Re: Journaling: Surviving or allowing unclean shutdown?

Daniel Phillips (phillips@innominate.de)
Wed, 03 Jan 2001 17:27:25 +0100


Rik van Riel wrote:
>
> On Wed, 3 Jan 2001, Dr. David Gilbert wrote:
>
> > I got wondering as to whether the various journaling file
> > system activities were designed to survive the occasional
> > unclean shutdown or were designed to allow the user to just pull
> > the plug as a regular means of shutting down.
>
> 1. a journaling filesystem is designed to be "consistent"
> (or rather, easily recoverable) all of the time
> 2. there's no difference between the "2 situations" you
> describe above

Welllllll... crashes tend to produce different effects from sudden power
interruptions. In the first case parts of the system keep running, and
bizarre results are possible. An even bigger difference is the matter
of intent.

Tux2 is explicitly designed to legitimize pulling the plug as a valid
way of shutting down. Metadata-only journalling filesystems are not
designed to be used this way, and even with full-data journalling you
should bear in mind that your on-disk filesystem image remains in an
invalid state until the journal recovery program has run successfully.
You would not want to upgrade your OS with your filesystem in this
state, nor would you want to remove a disk drive that didn't have the
journal file on it.

Being able to shut down by hitting the power switch is a little luxury
for which I've been willing to invest more than a year of my life to
attain.

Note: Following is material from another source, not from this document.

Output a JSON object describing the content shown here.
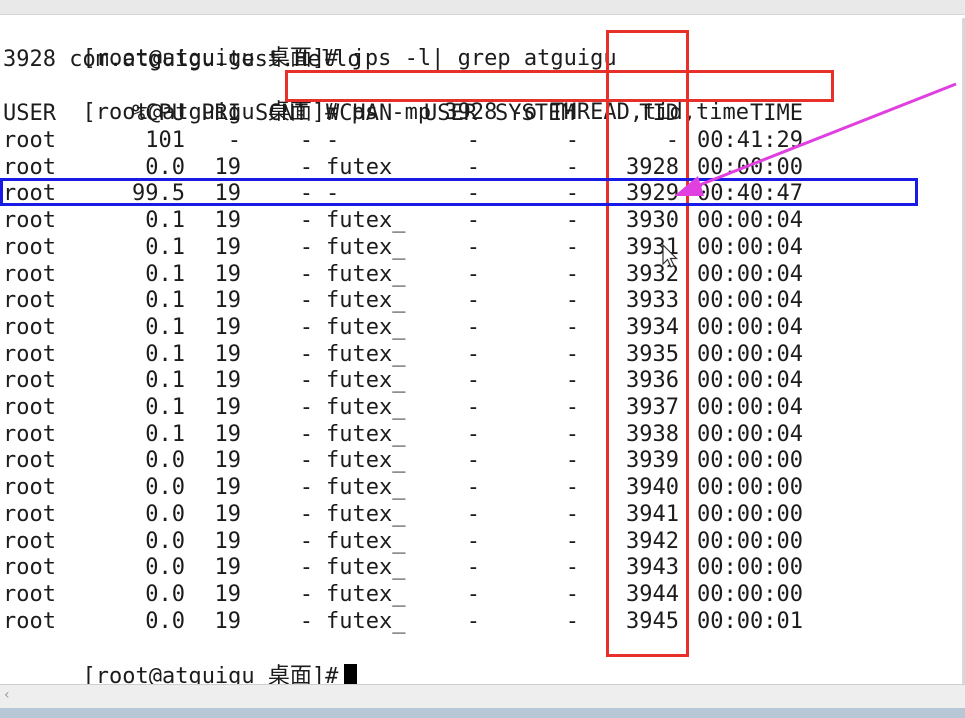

Clueless newbies don't know why it should be any other way, and
it's essential for embedded devices.

I don't doubt that if the 'power switch' method of shutdown becomes
popular we will discover some applications that have windows where they
can be hurt by sudden shutdown, even will full filesystem data state
being preserved. Such applications are arguably broken because they
will behave badly in the event of accidental shutdown anyway, and we
should fix them. Well-designed applications are explicitly 'serially
reuseable', in other words, you can interrupt at any point and start
again from the beginning with valid and expected results.